128 New Moons Found Orbiting Saturn in Mindblowing Discovery
The race between Jupiter and Saturn for the most moons in the Solar System may have just finally come screeching to a halt.
A team of scientists has found a whopping 128 previously unknown moons hanging around Saturn, in a discovery officially recognized by the International Astronomical Union. This brings the planet's total number of known moons to 274, leaving Jupiter, with its mere 95 moons, in the dust.
The first hint that there were more moons awaiting discovery came between 2019 and 2021, when 62 such objects were identified. Other small objects were also spotted at the time that couldn't yet be designated.
"With the knowledge that these were probably moons, and that there were likely even more waiting to be discovered, we revisited the same sky fields for three consecutive months in 2023," says astronomer Edward Ashton of Academia Sincia in Taiwan.
"Sure enough, we found 128 new moons. Based on our projections, I don't think Jupiter will ever catch up."
These moons, to be clear, are not like Earth's Moon, nice and large and pleasingly spherical. They are tiny moonlets, all blobby and potato-shaped, just a few kilometers across – what are known as irregular moons.

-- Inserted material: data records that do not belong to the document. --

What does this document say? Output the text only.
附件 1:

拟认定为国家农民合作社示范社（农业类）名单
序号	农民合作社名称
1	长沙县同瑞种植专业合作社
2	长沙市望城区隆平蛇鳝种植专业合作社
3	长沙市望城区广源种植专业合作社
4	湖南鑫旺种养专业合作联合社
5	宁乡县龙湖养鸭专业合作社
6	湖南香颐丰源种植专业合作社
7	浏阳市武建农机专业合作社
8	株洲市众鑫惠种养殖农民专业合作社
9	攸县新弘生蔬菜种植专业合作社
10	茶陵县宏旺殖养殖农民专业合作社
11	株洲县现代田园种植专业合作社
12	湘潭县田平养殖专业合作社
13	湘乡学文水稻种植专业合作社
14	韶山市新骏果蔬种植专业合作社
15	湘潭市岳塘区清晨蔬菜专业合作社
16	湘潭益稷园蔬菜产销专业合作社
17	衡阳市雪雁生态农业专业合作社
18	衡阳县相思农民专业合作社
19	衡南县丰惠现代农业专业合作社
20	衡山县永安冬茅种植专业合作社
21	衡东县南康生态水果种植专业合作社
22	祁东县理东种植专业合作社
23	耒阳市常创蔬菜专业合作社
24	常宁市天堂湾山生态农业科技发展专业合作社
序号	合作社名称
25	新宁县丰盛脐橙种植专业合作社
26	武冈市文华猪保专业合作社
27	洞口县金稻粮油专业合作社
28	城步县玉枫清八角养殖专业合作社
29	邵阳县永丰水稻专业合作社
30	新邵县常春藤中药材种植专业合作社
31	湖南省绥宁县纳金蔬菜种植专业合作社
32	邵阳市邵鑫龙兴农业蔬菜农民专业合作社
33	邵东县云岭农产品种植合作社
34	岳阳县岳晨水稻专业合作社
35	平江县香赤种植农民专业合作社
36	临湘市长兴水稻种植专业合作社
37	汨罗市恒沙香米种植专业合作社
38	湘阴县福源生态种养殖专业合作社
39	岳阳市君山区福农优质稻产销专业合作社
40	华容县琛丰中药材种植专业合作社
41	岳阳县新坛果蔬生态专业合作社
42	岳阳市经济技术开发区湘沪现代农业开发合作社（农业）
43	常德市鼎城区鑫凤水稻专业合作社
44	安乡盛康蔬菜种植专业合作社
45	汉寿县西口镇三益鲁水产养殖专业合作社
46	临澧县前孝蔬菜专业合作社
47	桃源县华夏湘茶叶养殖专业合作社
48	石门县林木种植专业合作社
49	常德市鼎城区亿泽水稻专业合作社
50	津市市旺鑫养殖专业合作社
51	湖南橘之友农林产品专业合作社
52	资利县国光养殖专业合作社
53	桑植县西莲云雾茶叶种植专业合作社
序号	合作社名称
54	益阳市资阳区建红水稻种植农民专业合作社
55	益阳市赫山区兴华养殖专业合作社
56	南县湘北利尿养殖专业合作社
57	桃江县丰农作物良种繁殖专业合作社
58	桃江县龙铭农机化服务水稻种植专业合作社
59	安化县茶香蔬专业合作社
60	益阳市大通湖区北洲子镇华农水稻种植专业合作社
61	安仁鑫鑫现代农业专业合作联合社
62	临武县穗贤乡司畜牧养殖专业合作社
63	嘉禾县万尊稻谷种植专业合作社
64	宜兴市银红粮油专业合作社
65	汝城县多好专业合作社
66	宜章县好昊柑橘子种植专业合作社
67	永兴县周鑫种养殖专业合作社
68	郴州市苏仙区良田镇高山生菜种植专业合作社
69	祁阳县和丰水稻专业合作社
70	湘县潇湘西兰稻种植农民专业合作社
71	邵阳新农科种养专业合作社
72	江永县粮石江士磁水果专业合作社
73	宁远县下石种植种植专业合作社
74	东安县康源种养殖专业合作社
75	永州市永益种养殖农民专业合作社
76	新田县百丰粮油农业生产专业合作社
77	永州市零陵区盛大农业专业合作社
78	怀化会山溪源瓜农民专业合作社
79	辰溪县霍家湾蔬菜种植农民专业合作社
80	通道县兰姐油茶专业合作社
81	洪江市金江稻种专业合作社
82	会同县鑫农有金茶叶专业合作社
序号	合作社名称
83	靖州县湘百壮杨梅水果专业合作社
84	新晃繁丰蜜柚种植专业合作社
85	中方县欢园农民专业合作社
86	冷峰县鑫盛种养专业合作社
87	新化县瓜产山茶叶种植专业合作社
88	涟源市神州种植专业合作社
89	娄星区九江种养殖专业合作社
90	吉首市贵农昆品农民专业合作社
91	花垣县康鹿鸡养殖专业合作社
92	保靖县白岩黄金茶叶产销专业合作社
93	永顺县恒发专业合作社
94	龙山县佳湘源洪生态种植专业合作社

The researchers believe that they originally comprised a small group of objects captured by gravity in Saturn's orbit early in the Solar System's history. A subsequent series of collisions would have smashed them to moony bits, resulting in the preponderance of small rocks the astronomers have found.
In fact, they believe a collision must have taken place as recently as 100 million years ago, which is a very short eyeblink of time for a planet. The location of the moons, too, within the Norse group of Saturn's moons, suggests that this is the place where the recent collision occurred.
The Norse group are moons that orbit in a retrograde direction, at inclined angles, and on elliptical paths, outside Saturn's rings. Like the newly discovered moons, they, too, are relatively potatoey.
Potatoes. Rings. Sounds familiar, somehow…
One haul of 64 moons has been detailed in a new paper submitted to the Planetary Science Journal. The preprint is available on arXiv.